Chegam-nos notícias de que houve fartos pequenos-almoços, cheios de bolos com creme e massa folhada – sabes lá o que me apetecia um éclair e eu nem gosto de éclaires – ali por Válega. Pastelarias, que hoje são todas padarias, à pinha, com pirralhos a correr por entre as mesas. Da minha varanda no centro do epicentro, não os posso ver. Vislumbro apenas um canto de uma rua deserta e tomo esse ínfimo por quase tudo. Estou errado, Zé. Dramaticamente errado. Puerilmente errado.

É provável que seja só a minha maneira de alimentar a esperança de que estamos no caminho para dar a volta. Mas as notícias chegam-me e eu sinto-me sozinho. Mentira! Sinto-me irritado primeiro, indignado depois e, por fim, invejoso. Quero um croissant misto do Jáfumega, a derreter-se em banha – a minha sogra jura que é com banha que os fazem – recheado de quilos de fiambre de porco, do mais barato, e queijo de barra. Sem prensar, para não estragar. Ainda a semana passada havia dois deles cá em casa. Não toquei num que fosse. Hoje apetecem-me. E passou tão pouco tempo, Zé.

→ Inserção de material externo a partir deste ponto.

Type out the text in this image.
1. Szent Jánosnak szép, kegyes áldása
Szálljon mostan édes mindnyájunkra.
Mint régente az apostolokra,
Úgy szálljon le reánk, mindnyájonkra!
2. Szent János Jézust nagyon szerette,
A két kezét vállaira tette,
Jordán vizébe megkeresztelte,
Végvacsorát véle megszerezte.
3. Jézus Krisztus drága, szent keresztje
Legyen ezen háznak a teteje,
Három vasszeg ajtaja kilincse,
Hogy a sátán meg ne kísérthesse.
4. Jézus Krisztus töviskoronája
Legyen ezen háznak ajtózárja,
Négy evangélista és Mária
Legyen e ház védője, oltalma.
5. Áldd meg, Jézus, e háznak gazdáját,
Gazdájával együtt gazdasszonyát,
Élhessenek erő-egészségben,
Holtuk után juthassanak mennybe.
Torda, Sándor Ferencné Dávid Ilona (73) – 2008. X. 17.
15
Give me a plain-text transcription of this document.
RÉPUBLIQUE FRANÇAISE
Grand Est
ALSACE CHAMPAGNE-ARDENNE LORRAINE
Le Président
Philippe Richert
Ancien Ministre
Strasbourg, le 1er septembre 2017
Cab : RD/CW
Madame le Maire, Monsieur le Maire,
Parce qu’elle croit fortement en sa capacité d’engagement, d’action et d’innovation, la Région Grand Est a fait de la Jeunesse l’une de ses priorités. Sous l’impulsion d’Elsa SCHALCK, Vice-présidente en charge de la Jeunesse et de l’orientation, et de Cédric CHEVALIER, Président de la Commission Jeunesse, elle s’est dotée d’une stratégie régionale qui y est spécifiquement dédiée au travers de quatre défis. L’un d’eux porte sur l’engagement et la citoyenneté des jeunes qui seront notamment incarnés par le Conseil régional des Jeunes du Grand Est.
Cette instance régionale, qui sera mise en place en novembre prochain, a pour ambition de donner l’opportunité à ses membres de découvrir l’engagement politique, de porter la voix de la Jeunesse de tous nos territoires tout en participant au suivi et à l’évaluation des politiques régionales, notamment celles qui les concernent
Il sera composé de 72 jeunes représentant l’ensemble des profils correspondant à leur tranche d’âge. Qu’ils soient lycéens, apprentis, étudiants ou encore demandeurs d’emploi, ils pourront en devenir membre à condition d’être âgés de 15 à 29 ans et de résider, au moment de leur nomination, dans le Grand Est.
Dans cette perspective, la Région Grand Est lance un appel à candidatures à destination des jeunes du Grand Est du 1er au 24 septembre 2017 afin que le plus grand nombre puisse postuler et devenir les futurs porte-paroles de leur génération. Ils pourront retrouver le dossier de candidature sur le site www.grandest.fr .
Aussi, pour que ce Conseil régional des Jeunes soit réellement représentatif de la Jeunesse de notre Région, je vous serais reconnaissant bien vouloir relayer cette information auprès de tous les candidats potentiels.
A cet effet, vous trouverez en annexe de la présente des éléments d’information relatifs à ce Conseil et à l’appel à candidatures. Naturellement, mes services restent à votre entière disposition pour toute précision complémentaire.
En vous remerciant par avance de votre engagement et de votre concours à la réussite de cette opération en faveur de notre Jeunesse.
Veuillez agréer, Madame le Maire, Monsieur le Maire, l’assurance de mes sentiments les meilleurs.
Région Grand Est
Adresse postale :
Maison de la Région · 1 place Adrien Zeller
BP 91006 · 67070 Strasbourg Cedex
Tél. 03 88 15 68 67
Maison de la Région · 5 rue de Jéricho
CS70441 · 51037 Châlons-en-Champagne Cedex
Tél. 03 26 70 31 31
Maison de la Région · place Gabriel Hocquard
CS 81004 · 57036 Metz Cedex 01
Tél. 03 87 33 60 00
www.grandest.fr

Em proporção, parece que temos dez vezes mais casos do que o resto do país. Linearmente, serão dez vezes mais mortos e a minha mente recusa-se a fazer a conta. Opto por ver todas as noites o Malheiro, olhos cada vez mais fundos, dar-nos a contabilidade; escolho acreditar que entrámos a pés juntos mais cedo e sairemos menos magoados e mais ligeiros do que os outros. Porque hoje tudo o que temos para escolher é se cremos luz ou treva. O resto deixamos que nos digam.

Despreocupa-te, Zé. Estamos rijos, apesar desta tarde que me escorre para a folha poder parecer-te que não, e prontos para qualquer guerra. Cientes do tempo que falta e do quanto pagaremos por ele. E ansiosos, tão ansiosos, pelos dias lavados e frescos que nos esperam. Se de todos alguém entenderia, és tu Zé: we will pay the price, but we will not count the cost. Seremos melhores.

Até ao Domingo em que nos abraçarmos.